Latest Entrant in Race for Democratic Nomination Speaks in Long Beach

LONG BEACH (CNS) - Former Massachusetts Gov. Deval Patrick said Saturday at the California Democratic Party's Fall Endorsing Convention he is “running to be president of the United States,” not just “president of the Democrats.”

“There's a difference,” Patrick said at the Long Beach Arena, two days after declaring his candidacy. “I'm not talking about a moderate agenda --

the times demand much more than that.

“I'm talking about being `woke' while leaving room for the still waking. I'm talking about what it takes to rebuild a national community.”

Patrick also explained that he is a Democrat because “Democrats believe that the American experiment is deeply invested in aspiration and basic justice.”

“Democrats are winning all over America today, I believe, because Democrats have finally started to grow a backbone and stand up for what we believe,” Patrick said.

“That's the kind of party I want to see. That's the kind of party these dark times require. That's why I am running for president.”

Patrick was among four Democratic presidential candidates who spoke during a morning session Saturday.

Author Marianne Williamson, former Pennsylvania Rep. Joe Sestak and former Maryland Rep. John Delaney spoke at the morning session because they were not among the 10 candidates invited to participate in the “Real America” candidate forum Saturday afternoon because they did not rank high enough in polling.

Patrick announced his candidacy Thursday, releasing an approximately 2 1/2-minute video that began by Patrick recounting how he grew up on the south side of Chicago, living with his grandparents, mother and sisters “in a two-bedroom tenement, some of that time on welfare.”
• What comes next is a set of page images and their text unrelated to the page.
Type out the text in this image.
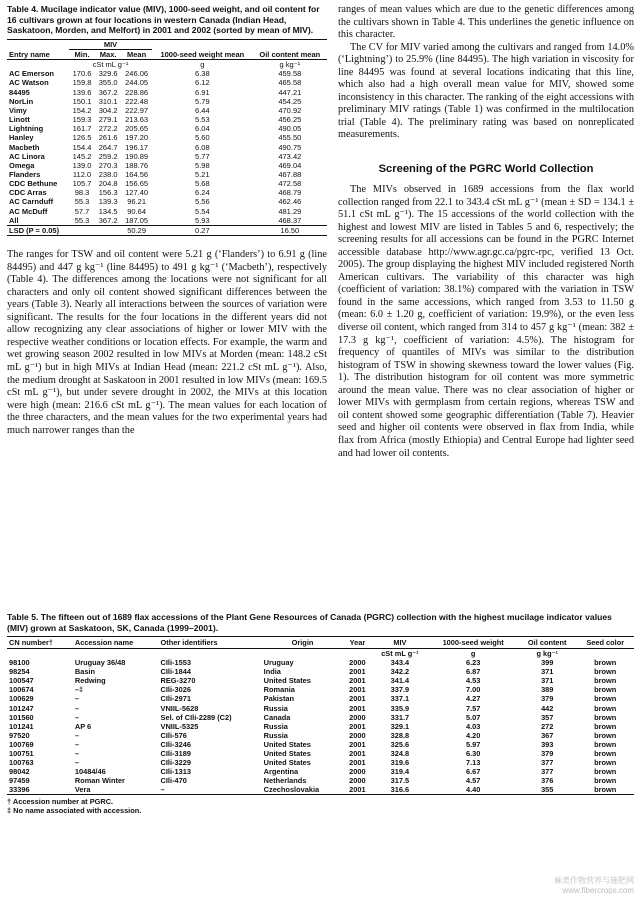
Table 4. Mucilage indicator value (MIV), 1000-seed weight, and oil content for 16 cultivars grown at four locations in western Canada (Indian Head, Saskatoon, Morden, and Melfort) in 2001 and 2002 (sorted by mean of MIV).
	MIV			1000-seed weight mean	Oil content mean
Entry name	Min.	Max.	Mean		
	cSt mL g⁻¹			g	g kg⁻¹
AC Emerson	170.6	329.6	246.06	6.38	459.58
AC Watson	159.8	355.0	244.05	6.12	465.58
84495	139.6	367.2	228.86	6.91	447.21
NorLin	150.1	310.1	222.48	5.79	454.25
Vimy	154.2	304.2	222.97	6.44	470.92
Linott	159.3	279.1	213.63	5.53	456.25
Lightning	161.7	272.2	205.65	6.04	490.05
Hanley	126.5	261.6	197.20	5.60	455.50
Macbeth	154.4	264.7	196.17	6.08	490.75
AC Linora	145.2	259.2	190.89	5.77	473.42
Omega	139.0	270.3	188.76	5.98	469.04
Flanders	112.0	238.0	164.56	5.21	467.88
CDC Bethune	105.7	204.8	156.65	5.68	472.58
CDC Arras	98.3	156.3	127.40	6.24	468.79
AC Carnduff	55.3	139.3	96.21	5.56	462.46
AC McDuff	57.7	134.5	90.64	5.54	481.29
All	55.3	367.2	187.05	5.93	468.37
LSD (P = 0.05)			50.29	0.27	16.50

The ranges for TSW and oil content were 5.21 g (‘Flanders’) to 6.91 g (line 84495) and 447 g kg⁻¹ (line 84495) to 491 g kg⁻¹ (‘Macbeth’), respectively (Table 4). The differences among the locations were not significant for all characters and only oil content showed significant differences between the years (Table 3). Nearly all interactions between the sources of variation were significant. The results for the four locations in the different years did not allow recognizing any clear associations of higher or lower MIV with the respective weather conditions or location effects. For example, the warm and wet growing season 2002 resulted in low MIVs at Morden (mean: 148.2 cSt mL g⁻¹) but in high MIVs at Indian Head (mean: 221.2 cSt mL g⁻¹). Also, the medium drought at Saskatoon in 2001 resulted in low MIVs (mean: 169.5 cSt mL g⁻¹), but under severe drought in 2002, the MIVs at this location were high (mean: 216.6 cSt mL g⁻¹). The mean values for each location of the three characters, and the mean values for the two experimental years had much narrower ranges than the

ranges of mean values which are due to the genetic differences among the cultivars shown in Table 4. This underlines the genetic influence on this character.

The CV for MIV varied among the cultivars and ranged from 14.0% (‘Lightning’) to 25.9% (line 84495). The high variation in viscosity for line 84495 was found at several locations indicating that this line, which also had a high overall mean value for MIV, showed some inconsistency in this character. The ranking of the eight accessions with preliminary MIV ratings (Table 1) was confirmed in the multilocation trial (Table 4). The preliminary rating was based on nonreplicated measurements.

Screening of the PGRC World Collection

The MIVs observed in 1689 accessions from the flax world collection ranged from 22.1 to 343.4 cSt mL g⁻¹ (mean ± SD = 134.1 ± 51.1 cSt mL g⁻¹). The 15 accessions of the world collection with the highest and lowest MIV are listed in Tables 5 and 6, respectively; the screening results for all accessions can be found in the PGRC Internet accessible database http://www.agr.gc.ca/pgrc-rpc, verified 13 Oct. 2005). The group displaying the highest MIV included registered North American cultivars. The variability of this character was high (coefficient of variation: 38.1%) compared with the variation in TSW found in the same accessions, which ranged from 3.53 to 11.50 g (mean: 6.0 ± 1.20 g, coefficient of variation: 19.9%), or the even less diverse oil content, which ranged from 314 to 457 g kg⁻¹ (mean: 382 ± 17.3 g kg⁻¹, coefficient of variation: 4.5%). The histogram for frequency of quantiles of MIVs was similar to the distribution histogram of TSW in showing skewness toward the lower values (Fig. 1). The distribution histogram for oil content was more symmetric around the mean value. There was no clear association of higher or lower MIVs with germplasm from certain regions, whereas TSW and oil content showed some geographic differentiation (Table 7). Heavier seed and higher oil contents were observed in flax from India, while flax from Africa (mostly Ethiopia) and Central Europe had lighter seed and had lower oil contents.

Table 5. The fifteen out of 1689 flax accessions of the Plant Gene Resources of Canada (PGRC) collection with the highest mucilage indicator values (MIV) grown at Saskatoon, SK, Canada (1999–2001).
CN number†	Accession name	Other identifiers	Origin	Year	MIV	1000-seed weight	Oil content	Seed color
					cSt mL g⁻¹	g	g kg⁻¹	
98100	Uruguay 36/48	CIli-1553	Uruguay	2000	343.4	6.23	399	brown
98254	Basin	CIli-1844	India	2001	342.2	6.87	371	brown
100547	Redwing	REG-3270	United States	2001	341.4	4.53	371	brown
100674	–‡	CIli-3026	Romania	2001	337.9	7.00	389	brown
100629	–	CIli-2971	Pakistan	2001	337.1	4.27	379	brown
101247	–	VNIIL-5628	Russia	2001	335.9	7.57	442	brown
101560	–	Sel. of CIli-2289 (C2)	Canada	2000	331.7	5.07	357	brown
101241	AP 6	VNIIL-5325	Russia	2001	329.1	4.03	272	brown
97520	–	CIli-576	Russia	2000	328.8	4.20	367	brown
100769	–	CIli-3246	United States	2001	325.6	5.97	393	brown
100751	–	CIli-3189	United States	2001	324.8	6.30	379	brown
100763	–	CIli-3229	United States	2001	319.6	7.13	377	brown
98042	10484/46	CIli-1313	Argentina	2000	319.4	6.67	377	brown
97459	Roman Winter	CIli-470	Netherlands	2000	317.5	4.57	376	brown
33396	Vera	–	Czechoslovakia	2001	316.6	4.40	355	brown
† Accession number at PGRC.
‡ No name associated with accession.
麻类作物营养与施肥网
www.fibercrops.com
“My grandmother used to tell us we were not poor just broke, because broke, she said is temporary,” Patrick said.

Patrick graduated from the Milton Academy, a Massachusetts boarding school, Harvard University and the Harvard Law School.
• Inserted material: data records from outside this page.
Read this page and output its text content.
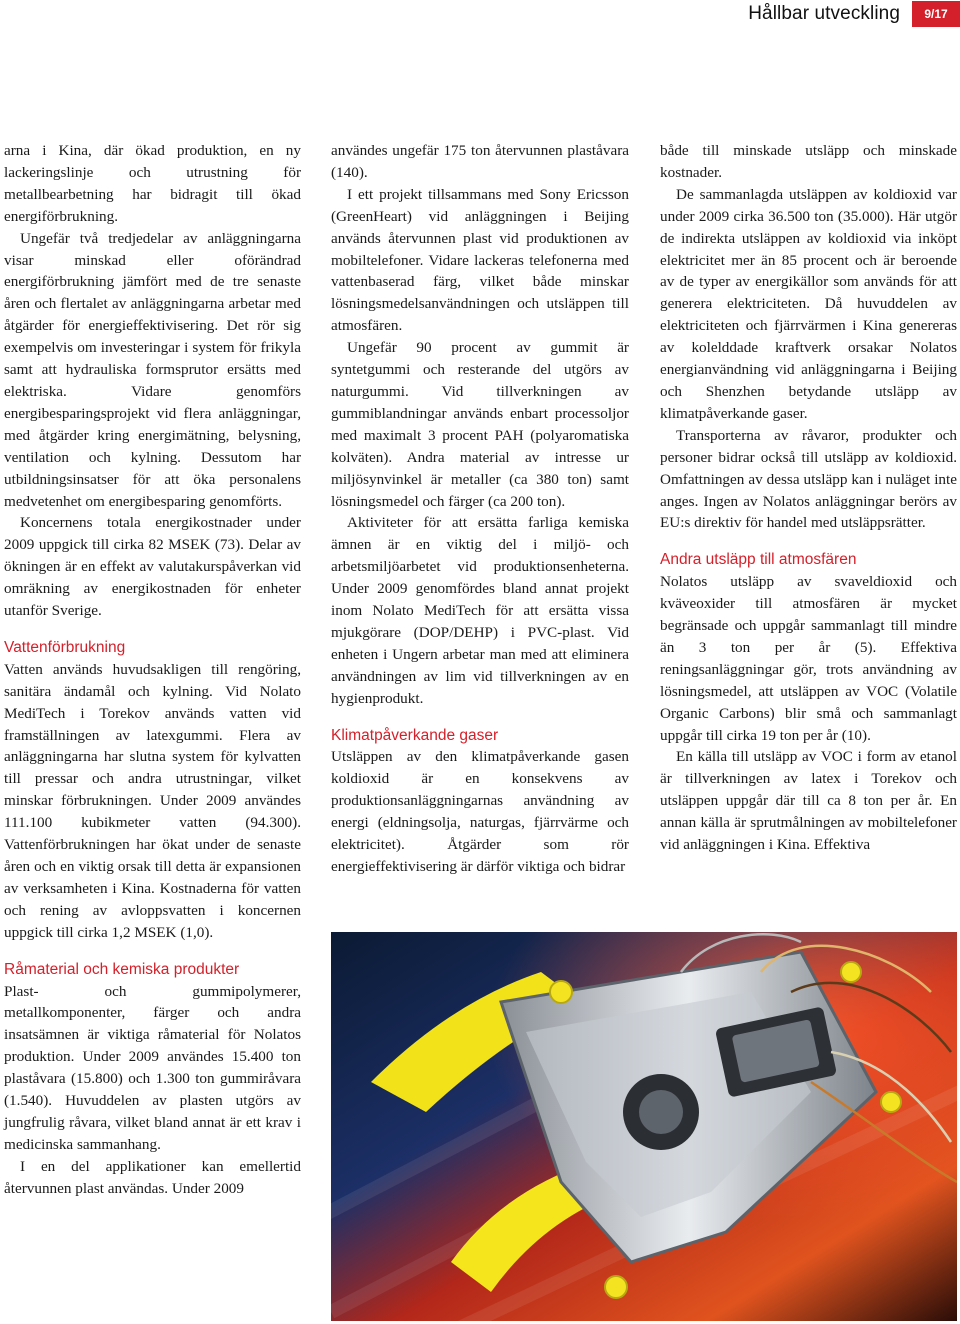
Hållbar utveckling	9/17

arna i Kina, där ökad produktion, en ny lackeringslinje och utrustning för metallbearbetning har bidragit till ökad energiförbrukning.

Ungefär två tredjedelar av anläggningarna visar minskad eller oförändrad energiförbrukning jämfört med de tre senaste åren och flertalet av anläggningarna arbetar med åtgärder för energieffektivisering. Det rör sig exempelvis om investeringar i system för frikyla samt att hydrauliska formsprutor ersätts med elektriska. Vidare genomförs energibesparingsprojekt vid flera anläggningar, med åtgärder kring energimätning, belysning, ventilation och kylning. Dessutom har utbildningsinsatser för att öka personalens medvetenhet om energibesparing genomförts.

Koncernens totala energikostnader under 2009 uppgick till cirka 82 MSEK (73). Delar av ökningen är en effekt av valutakurspåverkan vid omräkning av energikostnaden för enheter utanför Sverige.

Vattenförbrukning

Vatten används huvudsakligen till rengöring, sanitära ändamål och kylning. Vid Nolato MediTech i Torekov används vatten vid framställningen av latexgummi. Flera av anläggningarna har slutna system för kylvatten till pressar och andra utrustningar, vilket minskar förbrukningen. Under 2009 användes 111.100 kubikmeter vatten (94.300). Vattenförbrukningen har ökat under de senaste åren och en viktig orsak till detta är expansionen av verksamheten i Kina. Kostnaderna för vatten och rening av avloppsvatten i koncernen uppgick till cirka 1,2 MSEK (1,0).

Råmaterial och kemiska produkter

Plast- och gummipolymerer, metallkomponenter, färger och andra insatsämnen är viktiga råmaterial för Nolatos produktion. Under 2009 användes 15.400 ton plaståvara (15.800) och 1.300 ton gummiråvara (1.540). Huvuddelen av plasten utgörs av jungfrulig råvara, vilket bland annat är ett krav i medicinska sammanhang.

I en del applikationer kan emellertid återvunnen plast användas. Under 2009

användes ungefär 175 ton återvunnen plaståvara (140).

I ett projekt tillsammans med Sony Ericsson (GreenHeart) vid anläggningen i Beijing används återvunnen plast vid produktionen av mobiltelefoner. Vidare lackeras telefonerna med vattenbaserad färg, vilket både minskar lösningsmedelsanvändningen och utsläppen till atmosfären.

Ungefär 90 procent av gummit är syntetgummi och resterande del utgörs av naturgummi. Vid tillverkningen av gummiblandningar används enbart processoljor med maximalt 3 procent PAH (polyaromatiska kolväten). Andra material av intresse ur miljösynvinkel är metaller (ca 380 ton) samt lösningsmedel och färger (ca 200 ton).

Aktiviteter för att ersätta farliga kemiska ämnen är en viktig del i miljö- och arbetsmiljöarbetet vid produktionsenheterna. Under 2009 genomfördes bland annat projekt inom Nolato MediTech för att ersätta vissa mjukgörare (DOP/DEHP) i PVC-plast. Vid enheten i Ungern arbetar man med att eliminera användningen av lim vid tillverkningen av en hygienprodukt.

Klimatpåverkande gaser

Utsläppen av den klimatpåverkande gasen koldioxid är en konsekvens av produktionsanläggningarnas användning av energi (eldningsolja, naturgas, fjärrvärme och elektricitet). Åtgärder som rör energieffektivisering är därför viktiga och bidrar

både till minskade utsläpp och minskade kostnader.

De sammanlagda utsläppen av koldioxid var under 2009 cirka 36.500 ton (35.000). Här utgör de indirekta utsläppen av koldioxid via inköpt elektricitet mer än 85 procent och är beroende av de typer av energikällor som används för att generera elektriciteten. Då huvuddelen av elektriciteten och fjärrvärmen i Kina genereras av kolelddade kraftverk orsakar Nolatos energianvändning vid anläggningarna i Beijing och Shenzhen betydande utsläpp av klimatpåverkande gaser.

Transporterna av råvaror, produkter och personer bidrar också till utsläpp av koldioxid. Omfattningen av dessa utsläpp kan i nuläget inte anges. Ingen av Nolatos anläggningar berörs av EU:s direktiv för handel med utsläppsrätter.

Andra utsläpp till atmosfären

Nolatos utsläpp av svaveldioxid och kväveoxider till atmosfären är mycket begränsade och uppgår sammanlagt till mindre än 3 ton per år (5). Effektiva reningsanläggningar gör, trots användning av lösningsmedel, att utsläppen av VOC (Volatile Organic Carbons) blir små och sammanlagt uppgår till cirka 19 ton per år (10).

En källa till utsläpp av VOC i form av etanol är tillverkningen av latex i Torekov och utsläppen uppgår där till ca 8 ton per år. En annan källa är sprutmålningen av mobiltelefoner vid anläggningen i Kina. Effektiva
After graduating from law school in 1982, Patrick moved to Los Angeles to spend a year as a clerk for U.S. 9th Circuit Court of Appeals Judge Stephen Reinhardt.

Patrick was a staff attorney with the NAACP Legal Defense Fund from 1983-86, then joined the Boston law firm Hill & Barlow, rising to partner before being appointed by President Bill Clinton as the assistant attorney general for civil rights in 1994.

Patrick left the Clinton administration in 1997 to become a partner with the Boston law firm Day, Berry & Howard LLP. He was vice president and general counsel of Texaco from 1999-2001 and executive vice president and general counsel of The Coca-Cola Co. from 2001-05.

He was elected governor of Massachusetts in 2006 and re-elected in 2010.

He joined Bain Capital LLP in 2015 to start Bain Capital Double Impact, which the Boston-based investment firm describes as a fund that builds “great companies that deliver both competitive financial returns and measurable social and environmental good.”

“I've had a chance to live my American dream,” Patrick said on the video. “But over the years, I've seen the path to that dream gradually closing off bit by bit” but pledged as president to “build a better, more sustainable, more inclusive American dream for the next generation.”